А я, признаться, взяла и пообождала маненько в усадьбе, в скотной, и слышала там, от горничной девушки, что у них за меня большой разговор был. Она, голубушка, дай ей бог здоровья, так его, слышь, ругала, так ругала, всем выкорила и в глаза наплевала. Прихожу я опосля этого домой и говорю дочке. Она мне, батюшка, опять всупротивку стала говорить. Душенька-то у меня уж наболела и без того; взяла меня на ее такая злость, что не стерпела я, кормилец, ухватила ее и почала бить, всю избу вытаскала за космы; чем она пуще просит: "Мамонька, мамонька!", а меня пуще досада рвет, ругаю ее по-пёски и все, знаешь, к нечистому посылаю. Ревет моя девка после этого ровно два дни; стало мне ее хошь бы и жаль: сбегала я потихоньку к приходу, купила ей тут у одного мужичка-торговца кумачу на рубаху и принесла; она ничего - взяла и словно повеселела, а в сумерки и говорит мне:

- Отпусти, - говорит, - мамонька, меня на поседки сходить к дяде Фоме.

- Ступай, - говорю, - только не засиживайся долго.

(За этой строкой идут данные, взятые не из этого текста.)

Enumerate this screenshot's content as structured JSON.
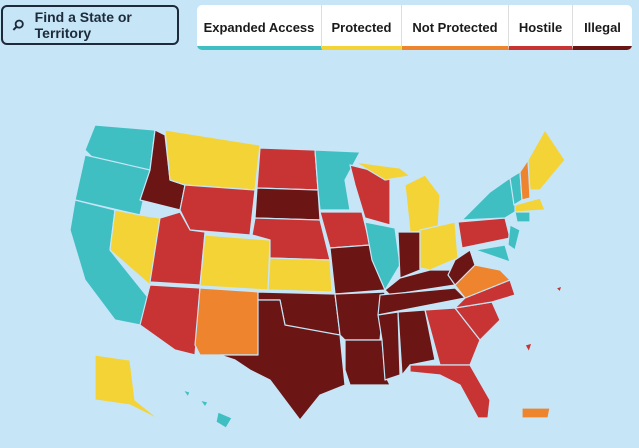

- Нету, - говорит, - ненадолго сбегаю.

Нарядилась она в наряд хороший, надела теплый полушубочек и ушла. Жду я ее: пропели первые петухи - нейдет, пропели вторые - нет!

"Эка вор-девка: верно, там ночевать осталась", - думала я и пошла, кормилец, сама за ней.

Подхожу, смотрю - на поседках уж и огонь погашен; едва достучалась: отворяет мне дверь девушка ихняя, дочь хозяйская.

- Что тебе, тетонька? - говорит.

- Да я, - говорю, - за Марфуткой пришла; что это, - я говорю, - за ночевка такая? Зачем это ночевать унимаете?

- Нету, - говорит, - тетонька, она ушла.

- Полно, что за шутки такие: ушла! Где ей, - говорю, - быть! Домой не бывала, а ушла!

- Вот те Христос, тетонька, ушла, - говорит.

"Ну, - думаю, - согрешила грешная!.." - Разбойница этакая, - говорю, кто у вас сегодня был? Не было ли дворовых ребят?

- Нету, - говорит, - тетонька, никого не бывало: только две девушки да твоя Марфа - только и было.

Разбудила я стариков, потолковали мы с ними, погоревали, поохали, не знаем, что такое; обежала я все другие избы по деревне - нет нигде, нигде и не бывала. Протосковала я всю ноченьку, а на другой день, делать неча, пошла в усадьбу к управителю, заявила ему.

- Как бы, батюшка Егор Парменыч, хоть бы ее поискать, - говорю.

- Где-ста мне ее тебе искать! Много вас у меня! Ищи сама, как знаешь.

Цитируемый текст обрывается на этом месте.